Despite the ups and downs of his personal life and professional career-even in the face of deafness-Beethoven remained remarkably consistent in his most basic convictions about his art. This inner consistency, the music historian Mark Evan Bonds argues, provides the key to understanding the composer's life and works. Beethoven approached music as he approached life, weighing whatever occupied him from a variety of perspectives: a melodic idea, a musical genre, a word or phrase, a friend, a lover, a patron, money, politics, religion. His ability to unlock so many possibilities from each helps explain the emotional breadth and richness of his output as a whole, from the heaven-storming Ninth Symphony to the eccentric Eighth, and from the arcane Great Fugue to the crowd-pleasing Wellington's Victory. Beethoven's works, Bonds argues, are a series of variations on his life. The iconic scowl so familiar from later images of the composer is but one of many attitudes he could assume and project through his music. The supposedly characteristic furrowed brow and frown, moreover, came only after his time. Discarding tired myths about the composer, Bonds proposes a new way of listening to Beethoven by hearing his music as an expression of his entire self, not just his scowling self.
This is not exactly a biography of Beethoven, as it is more thematic than linear.

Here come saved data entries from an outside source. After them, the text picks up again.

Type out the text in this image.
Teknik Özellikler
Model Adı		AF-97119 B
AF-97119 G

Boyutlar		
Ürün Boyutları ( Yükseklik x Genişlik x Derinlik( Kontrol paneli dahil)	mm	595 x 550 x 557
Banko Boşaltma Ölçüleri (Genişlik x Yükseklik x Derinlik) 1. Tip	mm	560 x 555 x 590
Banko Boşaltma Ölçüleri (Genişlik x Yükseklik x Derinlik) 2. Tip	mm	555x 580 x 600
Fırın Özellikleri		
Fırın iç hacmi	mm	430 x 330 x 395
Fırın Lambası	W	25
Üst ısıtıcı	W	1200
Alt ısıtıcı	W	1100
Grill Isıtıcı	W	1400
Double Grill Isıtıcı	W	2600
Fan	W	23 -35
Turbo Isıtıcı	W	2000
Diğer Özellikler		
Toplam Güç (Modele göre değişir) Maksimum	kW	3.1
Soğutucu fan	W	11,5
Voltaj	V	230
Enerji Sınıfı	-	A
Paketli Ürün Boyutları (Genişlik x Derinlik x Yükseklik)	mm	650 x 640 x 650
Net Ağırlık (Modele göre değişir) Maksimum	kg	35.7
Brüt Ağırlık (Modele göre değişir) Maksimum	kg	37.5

Brief, it was very readable and interesting and I learned a lot. I think this book would appeal most to a reader who is already familiar with a substantial number of Beethoven's works or one who is willing to stop and listen to some works as they are discussed.
I found this book very interesting, mostly because I was a piano major in college. I would not recommend if you do not have a deep knowledge of music theory, etc. as it is rather technical.
More essay (113 pages) than a book, enjoyable if you want to learn something about Beethoven without a lot of effort. Makes much of “The Scowl,” but, as is often pointed out, things are cliches for a reason. There’s a series online you can find wherein the pianist goes through the Beethoven piano sonatas, plays, analyzes and talks about them. It might be a little technical, but there’s some lovely music and, once again, not a lot of effort and, gosh, won’t your friends be jealous of your newfound intellectual heft! (Don’t ever, ever, ever tell them how much you like Proust. You’ll just piss ‘em off).